Сарнер сел. Роган после недолгой внутренней борьбы рассказал о тех кусках мыла, которые заметил в туалете.
Потом встал Гралев: под грудами изодранных карт и книг всюду были засохшие экскременты.
Ещё кто-то рассказал о консервной банке с отпечатками зубов — будто пытались разгрызть металл. Гаарба особенно поразили каракули в бортовом журнале и упоминание о «мушках». Он не ограничился этим:
— Допустим, что из этого тектонического разлома в «городе» вырвалась волна ядовитого газа и ветер принёс её к ракете. Если вследствие неосторожности люк остался приоткрытым…
— Приоткрыт был только наружный люк, коллега Гаарб. Об этом говорит песок в барокамере.
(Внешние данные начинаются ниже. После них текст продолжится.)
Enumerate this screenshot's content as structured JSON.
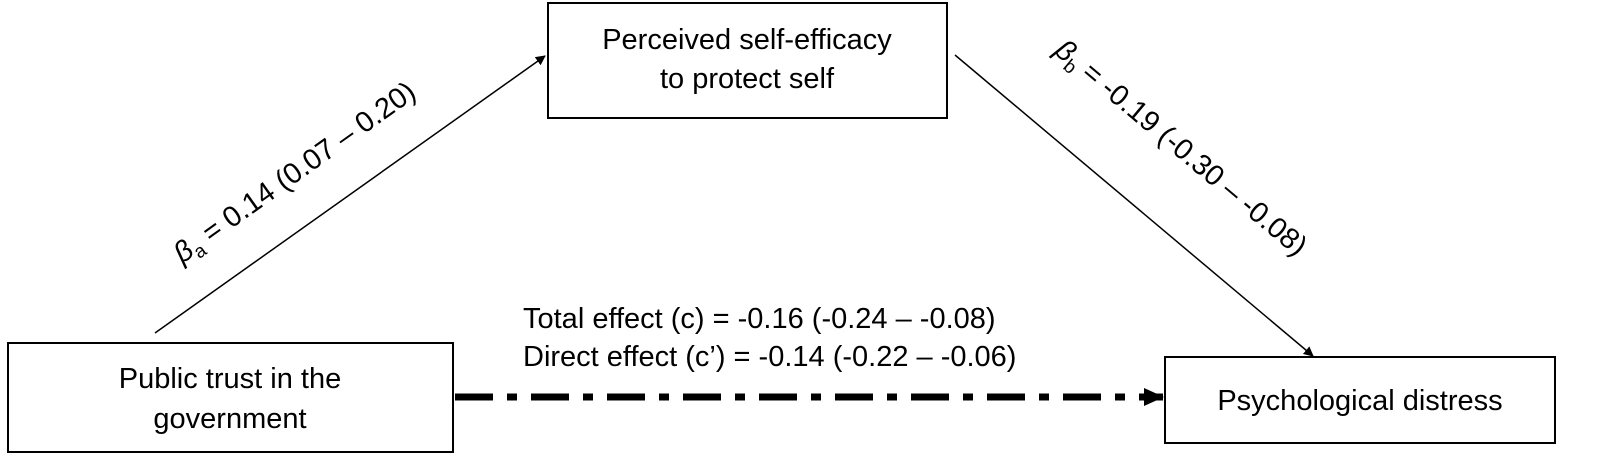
{
  "nodes": [
    {
      "lines": [
        "Perceived self-efficacy",
        "to protect self"
      ]
    },
    {
      "lines": [
        "Public trust in the",
        "government"
      ]
    },
    {
      "lines": [
        "Psychological distress"
      ]
    }
  ],
  "edges": [
    {
      "symbol": "β",
      "subscript": "a",
      "label": " = 0.14 (0.07 – 0.20)"
    },
    {
      "symbol": "β",
      "subscript": "b",
      "label": " = -0.19 (-0.30 – -0.08)"
    }
  ],
  "effects": [
    "Total effect (c) = -0.16 (-0.24 – -0.08)",
    "Direct effect (c’) = -0.14 (-0.22 – -0.06)"
  ]
}
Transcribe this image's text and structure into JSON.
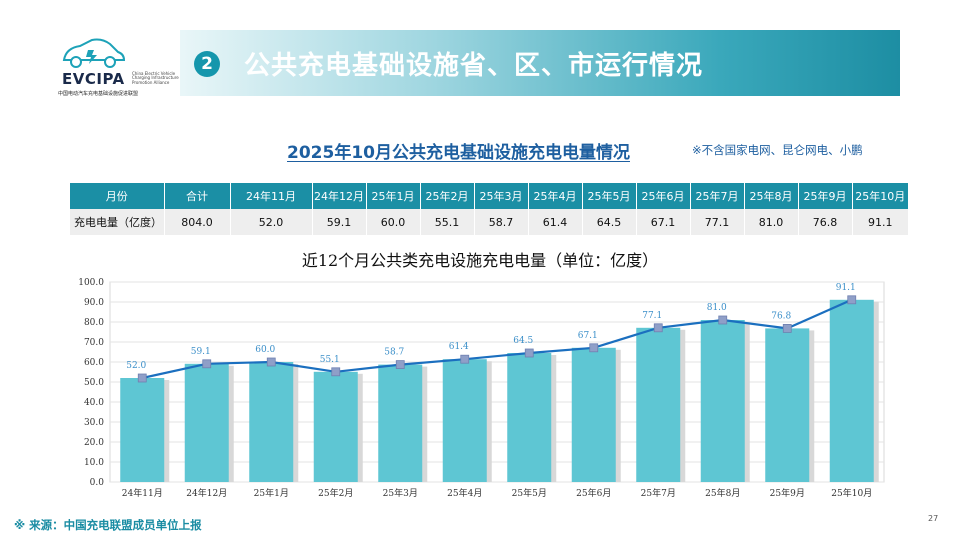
{
  "logo": {
    "brand": "EVCIPA",
    "brand_en": "China Electric Vehicle Charging Infrastructure Promotion Alliance",
    "brand_cn": "中国电动汽车充电基础设施促进联盟"
  },
  "header": {
    "badge": "2",
    "title": "公共充电基础设施省、区、市运行情况"
  },
  "subtitle": "2025年10月公共充电基础设施充电电量情况",
  "subnote": "※不含国家电网、昆仑网电、小鹏",
  "table": {
    "headers": [
      "月份",
      "合计",
      "24年11月",
      "24年12月",
      "25年1月",
      "25年2月",
      "25年3月",
      "25年4月",
      "25年5月",
      "25年6月",
      "25年7月",
      "25年8月",
      "25年9月",
      "25年10月"
    ],
    "row_label": "充电电量（亿度）",
    "values": [
      "804.0",
      "52.0",
      "59.1",
      "60.0",
      "55.1",
      "58.7",
      "61.4",
      "64.5",
      "67.1",
      "77.1",
      "81.0",
      "76.8",
      "91.1"
    ]
  },
  "chart_title": "近12个月公共类充电设施充电电量（单位：亿度）",
  "chart_data": {
    "type": "bar",
    "categories": [
      "24年11月",
      "24年12月",
      "25年1月",
      "25年2月",
      "25年3月",
      "25年4月",
      "25年5月",
      "25年6月",
      "25年7月",
      "25年8月",
      "25年9月",
      "25年10月"
    ],
    "values": [
      52.0,
      59.1,
      60.0,
      55.1,
      58.7,
      61.4,
      64.5,
      67.1,
      77.1,
      81.0,
      76.8,
      91.1
    ],
    "line_overlay": true,
    "ylim": [
      0,
      100
    ],
    "yticks": [
      "0.0",
      "10.0",
      "20.0",
      "30.0",
      "40.0",
      "50.0",
      "60.0",
      "70.0",
      "80.0",
      "90.0",
      "100.0"
    ],
    "grid": true,
    "colors": {
      "bar": "#5ec6d3",
      "bar_shadow": "#d8d8d8",
      "line": "#1b6fbf",
      "marker": "#8f9fc8",
      "label": "#3b8fc9"
    }
  },
  "footer": {
    "source": "※ 来源：中国充电联盟成员单位上报",
    "page": "27"
  }
}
Внутренний был закрыт.
— Его могли закрыть потом, когда уже начали ощущать отравляющее действие газа…
— Но ведь это невозможно, Гаарб. Внутренний люк не откроется, пока наружный открыт. Они открываются попеременно, это исключает всякую неосторожность или небрежность…
— Но одно не подлежит сомнению — это случилось внезапно. Массовое помешательство… Я уж не говорю о том, что случаи психоза бывают во время полёта, в пустоте, а не на планетах, да ещё буквально через несколько часов после посадки. А массовое помешательство, охватившее весь экипаж, могло быть только результатом отравления…
— Или того, что они впали в детство, — проговорил Сарнер.
— Как? Что вы говорите? — Гаарб, казалось, остолбенел. — Или это… шутка?
— Я в такой ситуации не стал бы шутить. Я сказал о впадании в детство потому, что никто об этом не говорил. Однако эта пачкотня в бортжурнале, эти изодранные книги, звёздные атласы, эти с трудом нацарапанные буквы… ну, вы же их видели!
— Но что это значит? — спросил Нигрен. — Вы думаете, что всё это — определённое заболевание?
— Нет. Такого, кажется, и не существует. Верно, доктор?
— Наверняка нет.
Снова наступило молчание. Астрогатор колебался.
— Это может толкнуть нас на неверный путь. Результаты некротических прослушиваний всегда неопределенны. Но я уж и не знаю, может ли нам теперь что-нибудь ещё больше навредить… Доктор Сакс…
Нейрофизиолог описал изображение, полученное из мозга человека в гибернаторе, и, конечно, сказал о слогах, оставшихся в его слуховой памяти. Это вызвало прямо-таки бурю вопросов; их перекрёстным огнём задело и Рогана, поскольку он тоже принимал участие в эксперименте. Но всё это ни к чему не привело.